It is the silken hour of morningtide as a fat, polka-dot spider crawls along the edge of a dust and plaster-encrusted windowsill.  Briefly, it pauses to examine a vertical, paint-smeared iron bar: one of three that obstruct an easterly view out of a small, broken glass window, above a narrow, rectangular bed, where a short, thin man lays sleeping, sleeping still.  Then, forward-march, and the spider moves from light into shadow, from shadow into a thin, tapered crack of crumbling mortar that flakes and falls in a spatter of powdery ash upon the twisted countenance of the sleeping man.

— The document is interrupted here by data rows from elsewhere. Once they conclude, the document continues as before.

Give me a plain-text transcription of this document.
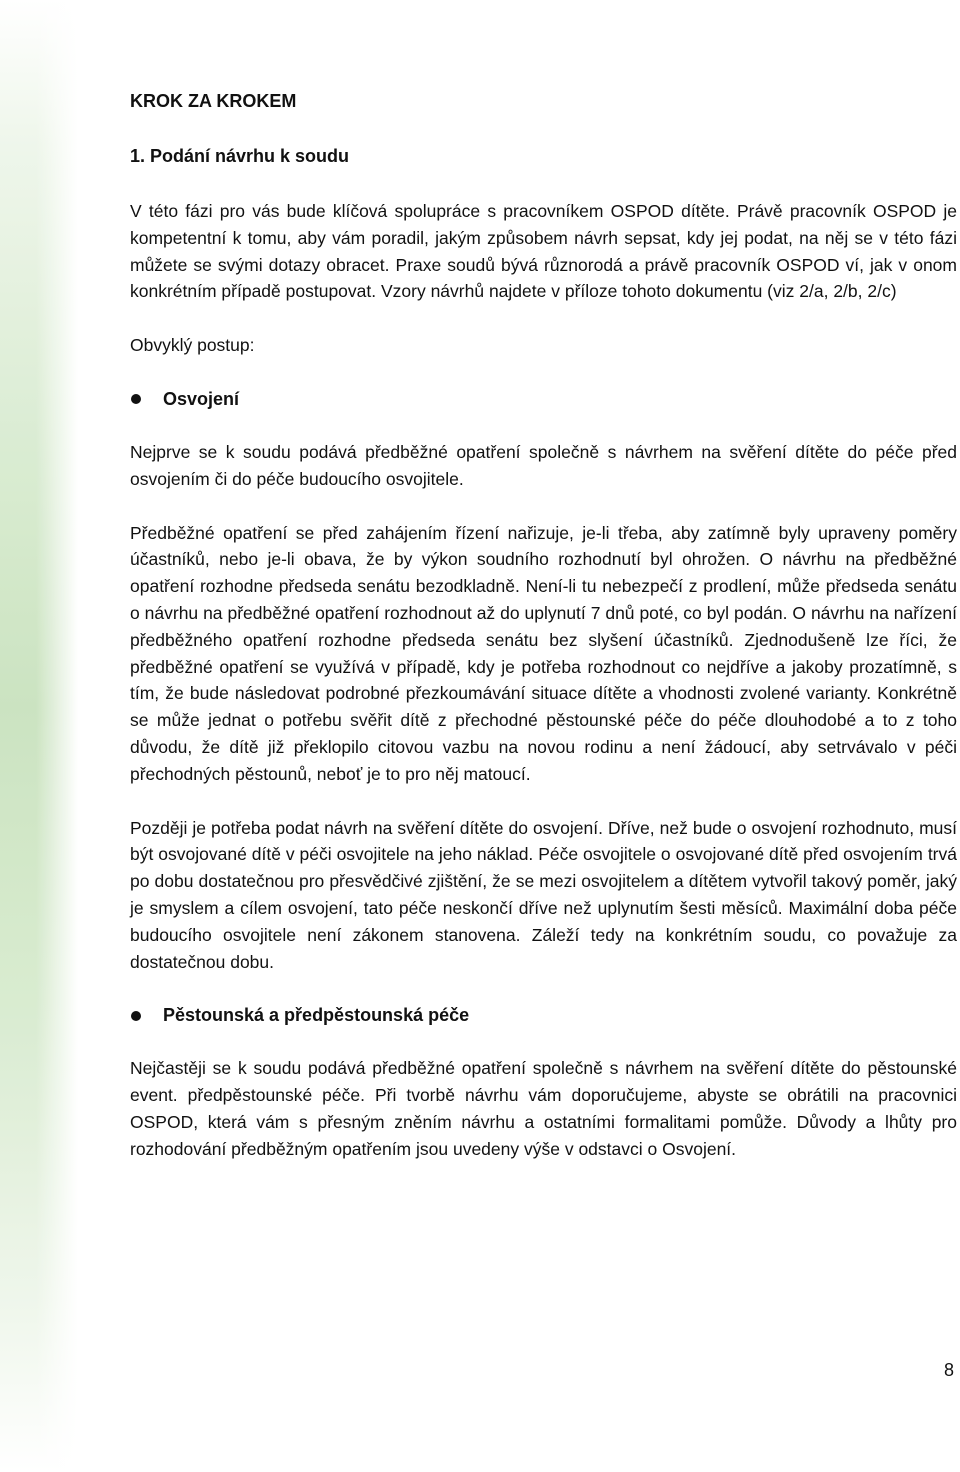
KROK ZA KROKEM
1. Podání návrhu k soudu

V této fázi pro vás bude klíčová spolupráce s pracovníkem OSPOD dítěte. Právě pracovník OSPOD je kompetentní k tomu, aby vám poradil, jakým způsobem návrh sepsat, kdy jej podat, na něj se v této fázi můžete se svými dotazy obracet. Praxe soudů bývá různorodá a právě pracovník OSPOD ví, jak v onom konkrétním případě postupovat. Vzory návrhů najdete v příloze tohoto dokumentu (viz 2/a, 2/b, 2/c)

Obvyklý postup:

Osvojení

Nejprve se k soudu podává předběžné opatření společně s návrhem na svěření dítěte do péče před osvojením či do péče budoucího osvojitele.

Předběžné opatření se před zahájením řízení nařizuje, je-li třeba, aby zatímně byly upraveny poměry účastníků, nebo je-li obava, že by výkon soudního rozhodnutí byl ohrožen. O návrhu na předběžné opatření rozhodne předseda senátu bezodkladně. Není-li tu nebezpečí z prodlení, může předseda senátu o návrhu na předběžné opatření rozhodnout až do uplynutí 7 dnů poté, co byl podán. O návrhu na nařízení předběžného opatření rozhodne předseda senátu bez slyšení účastníků. Zjednodušeně lze říci, že předběžné opatření se využívá v případě, kdy je potřeba rozhodnout co nejdříve a jakoby prozatímně, s tím, že bude následovat podrobné přezkoumávání situace dítěte a vhodnosti zvolené varianty. Konkrétně se může jednat o potřebu svěřit dítě z přechodné pěstounské péče do péče dlouhodobé a to z toho důvodu, že dítě již překlopilo citovou vazbu na novou rodinu a není žádoucí, aby setrvávalo v péči přechodných pěstounů, neboť je to pro něj matoucí.

Později je potřeba podat návrh na svěření dítěte do osvojení. Dříve, než bude o osvojení rozhodnuto, musí být osvojované dítě v péči osvojitele na jeho náklad. Péče osvojitele o osvojované dítě před osvojením trvá po dobu dostatečnou pro přesvědčivé zjištění, že se mezi osvojitelem a dítětem vytvořil takový poměr, jaký je smyslem a cílem osvojení, tato péče neskončí dříve než uplynutím šesti měsíců. Maximální doba péče budoucího osvojitele není zákonem stanovena. Záleží tedy na konkrétním soudu, co považuje za dostatečnou dobu.

Pěstounská a předpěstounská péče

Nejčastěji se k soudu podává předběžné opatření společně s návrhem na svěření dítěte do pěstounské event. předpěstounské péče. Při tvorbě návrhu vám doporučujeme, abyste se obrátili na pracovnici OSPOD, která vám s přesným zněním návrhu a ostatními formalitami pomůže. Důvody a lhůty pro rozhodování předběžným opatřením jsou uvedeny výše v odstavci o Osvojení.

8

The man yawns . . . coughs . . . rolls onto his side, extending one skinny arm – with a zodiac tattoo of a fish on the wrist – over the edge of the bed.

***

Look closely now at this arm and you will see a thin, bluish vein pulsing meno mosso to a kind of legato sparkplug music that only he can hear: just there, above the bearded, twitching thumb: one and two . . . and . . . two and one . . . and . . .

***

The man is now fully awake, alert, his eyes wide open and staring up blindly into the black hole of recall (Who?  Where?  What the hell?).  His sense of the moment slip-ping away from him, like a ball rolling tirelessly on, taking a little side trip, as it were, from time in attendance; a side trip to a place that is dark, though not unpleasant – a sort of indeterminate state filled with predatory memories.  And then, of a sudden, there are swirling whirlpools of light as iridescent as the morning sun.  And there, in the center of this swirling, iridescent light, is an apparitional assemblage of memory’s artifacts: a summative review of a world full of lunatics and visionaries; bearded, pale, ugly, and howling like Lycaon in and about cemeteries and secret alley ways where cinematic entertainments, presented as flat trajectories, display a centrifugal cluster of vanities and illusions: partial caricatures in a pantomime of faces framed by other rotating faces, orbiting one another in soundless ellipses, subtly altered, yet with definable characteristics awash in a kaleidoscopic tableau of rainbow colors and liquid reflections.  His weightless thoughts disentangle like so many strands of floating rope.  Then, as quickly as they come, these thoughts begin to recede and to turn off as though, perhaps, the very stream of his existence was also receding, drying up, leaving not much more than a dry bed of pebbles; his essence reduced to the lowest common denominator.  Why, even the outline of his body seems to blur, where once it was silhouetted against the backdrop of his small cell and infra dig of emasculating punishment, cut off irremediably from the world.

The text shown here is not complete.